Semarang, Gatra.com- Nilai total kerugian kerusakan terumbu karang di Kepulauan Karimun Jawa sebesar Rp11.175.979,69 per meter persegi per tahun akibat aktifitas manusia di perairan pantai utara Jawa.
Hall ini mengemuka dari hasil Penelitian DDRF (Drive Demand Research Fund) 2019 tentang Valuasi Layanan Ekologis Ekosistem Terumbu Karang di Taman Nasional Karimunjawa yang dilakukan oleh tim peneliti dari LIPI dan Fakultas Perikanan dan Ilmu Kelautan Universitas Diponegoro Semarang.
Pengurus Pusat Indonesia Coral Reef Society (INCRES) Dr.Ir Munasik Dr.
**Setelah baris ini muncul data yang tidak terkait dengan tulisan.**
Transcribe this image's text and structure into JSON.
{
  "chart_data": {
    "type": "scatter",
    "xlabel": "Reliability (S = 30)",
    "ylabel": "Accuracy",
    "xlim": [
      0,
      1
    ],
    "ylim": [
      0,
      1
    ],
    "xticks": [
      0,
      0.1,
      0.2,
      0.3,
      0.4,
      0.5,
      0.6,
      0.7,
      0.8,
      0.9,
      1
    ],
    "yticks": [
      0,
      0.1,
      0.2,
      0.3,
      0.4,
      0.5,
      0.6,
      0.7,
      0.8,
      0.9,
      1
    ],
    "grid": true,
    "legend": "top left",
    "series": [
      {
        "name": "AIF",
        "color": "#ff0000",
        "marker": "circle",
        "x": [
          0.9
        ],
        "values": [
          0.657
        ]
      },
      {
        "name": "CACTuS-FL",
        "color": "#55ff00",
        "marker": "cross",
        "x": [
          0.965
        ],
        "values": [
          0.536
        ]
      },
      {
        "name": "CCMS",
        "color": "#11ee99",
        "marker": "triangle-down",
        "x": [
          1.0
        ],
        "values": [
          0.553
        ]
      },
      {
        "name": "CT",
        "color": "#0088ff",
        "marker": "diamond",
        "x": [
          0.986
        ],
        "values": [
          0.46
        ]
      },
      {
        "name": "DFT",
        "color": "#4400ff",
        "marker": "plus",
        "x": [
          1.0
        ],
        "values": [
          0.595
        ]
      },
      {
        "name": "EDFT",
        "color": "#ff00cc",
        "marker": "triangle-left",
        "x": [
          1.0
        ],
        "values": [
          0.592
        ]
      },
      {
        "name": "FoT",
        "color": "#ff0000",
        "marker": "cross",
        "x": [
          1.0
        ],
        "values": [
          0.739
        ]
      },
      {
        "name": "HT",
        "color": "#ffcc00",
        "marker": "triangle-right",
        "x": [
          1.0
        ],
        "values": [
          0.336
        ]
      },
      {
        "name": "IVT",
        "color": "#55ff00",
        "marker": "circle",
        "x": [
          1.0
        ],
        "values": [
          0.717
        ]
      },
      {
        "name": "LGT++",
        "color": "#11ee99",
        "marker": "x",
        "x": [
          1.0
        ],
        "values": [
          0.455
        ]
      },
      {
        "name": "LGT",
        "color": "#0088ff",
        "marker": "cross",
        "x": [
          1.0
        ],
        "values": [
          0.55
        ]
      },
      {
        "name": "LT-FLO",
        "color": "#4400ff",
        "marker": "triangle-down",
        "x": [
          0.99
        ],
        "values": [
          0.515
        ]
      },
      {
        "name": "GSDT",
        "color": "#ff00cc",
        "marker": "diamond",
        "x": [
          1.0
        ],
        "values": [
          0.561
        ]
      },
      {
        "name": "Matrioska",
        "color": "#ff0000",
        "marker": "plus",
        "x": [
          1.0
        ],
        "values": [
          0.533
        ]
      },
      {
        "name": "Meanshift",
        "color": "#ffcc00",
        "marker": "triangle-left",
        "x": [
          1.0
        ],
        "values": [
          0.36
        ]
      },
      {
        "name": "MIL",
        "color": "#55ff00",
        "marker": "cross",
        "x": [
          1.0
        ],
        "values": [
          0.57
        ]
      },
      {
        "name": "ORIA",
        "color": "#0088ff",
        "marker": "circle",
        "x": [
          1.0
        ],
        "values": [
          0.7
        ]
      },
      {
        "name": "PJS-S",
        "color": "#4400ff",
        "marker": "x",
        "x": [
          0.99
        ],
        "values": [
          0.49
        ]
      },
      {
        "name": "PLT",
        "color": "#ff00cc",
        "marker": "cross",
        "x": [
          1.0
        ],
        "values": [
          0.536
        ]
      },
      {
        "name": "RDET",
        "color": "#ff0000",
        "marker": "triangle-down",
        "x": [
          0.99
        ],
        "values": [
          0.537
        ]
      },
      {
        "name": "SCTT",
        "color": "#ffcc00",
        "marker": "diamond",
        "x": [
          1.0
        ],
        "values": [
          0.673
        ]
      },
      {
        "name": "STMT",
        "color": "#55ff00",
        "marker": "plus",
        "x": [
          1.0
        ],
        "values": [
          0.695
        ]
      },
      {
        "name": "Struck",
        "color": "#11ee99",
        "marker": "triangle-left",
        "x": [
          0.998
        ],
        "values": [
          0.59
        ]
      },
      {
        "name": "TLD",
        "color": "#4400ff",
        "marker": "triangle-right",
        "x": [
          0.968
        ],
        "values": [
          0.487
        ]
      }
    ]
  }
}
M.Sc, mengatakan Hasil valuasi ekologis menunjukkan bahwa nilai terumbu karang di Taman Nasional Karimun Jawa (TNKJ) adalah sebesar Rp. 2.896.813,95/m2/tahun. Menurut Munasik, nilai kerugian total (Total Loss) kerusakan terumbu karang sangat ditentukan oleh tingkat pemulihan alami (natural recovery) ekosistem terumbu karang TNKJ yang bervariasi.
“Jika tingkat pemulihan alami terumbu karang TNKJ rata-rata adalah 26% maka hasil valuasi total kerugian adalah sebesar Rp 11.175.979,69/m2.” kata Munasik yang dikenal sebagai ahli terumbu karang asal Universitas Diponegoro Semarang kepada Gatra.com. Minggu (17/11).
Munasik menjelaskan, total nilai ini diperoleh dari penyusutan efektif pemulihan ekosistem terumbu kembali utuh 100% dalam waktu + 65 tahun. Semakin tinggi kemampuan pemulihan ekosistem terumbu karang di suatu lokasi semakin rendah total kerugian yang harus dibayarkan.
“Hasil perhitungan total kerugian ini dapat digunakan untuk klaim kerusakan terumbu karang di Taman Nasional Karimunjawa (TNKJ) dan nilai tersebut dapat diperbaharui (update) mengikuti inflasi harga barang dan jasa di pasar” kata Munasik.
Munasik mengatakan, terumbu karang adalah salah satu ekosistem terpenting di perairan tropis berperan sebagai penyedia pangan dari laut dan pelindung garis pantai. Akan tetapi ekosistem terumbu karang sangat rentan terhadap perubahan lingkungan, mudah terganggu sehingga mudah rusak. “Akhir-akhir ini banyak kejadian kerusakan terumbu karang di perairan Indonesia akibat aktivitas manusia, utamanya di perairan Taman Nasional Karimunjawa (TNKJ) yang berpotensi merugikan lingkungan dan manusia” katanya.
Munasik mengakui, selama ini , upaya penegakan hukum terhadap kerusakan lingkungan dengan menuntut ganti rugi melalui verifikasi lapangan telah mengalami kesulitan, karena belum tersedianya nilai layanan ekosistem terumbu karang. Untuk itulah, kata Munasik, perlu dilakukan studi valuasi layanan ekologis ekosistem terumbu karang di TNKJ. “Dalam kajian ini telah diterapkan metode emergy analyses dengan melalui modelling ekologi harapannya dapat mempertimbangkan aspek kondisi terumbu karang dan lingkungannya secara bersamaan”pungkasnya.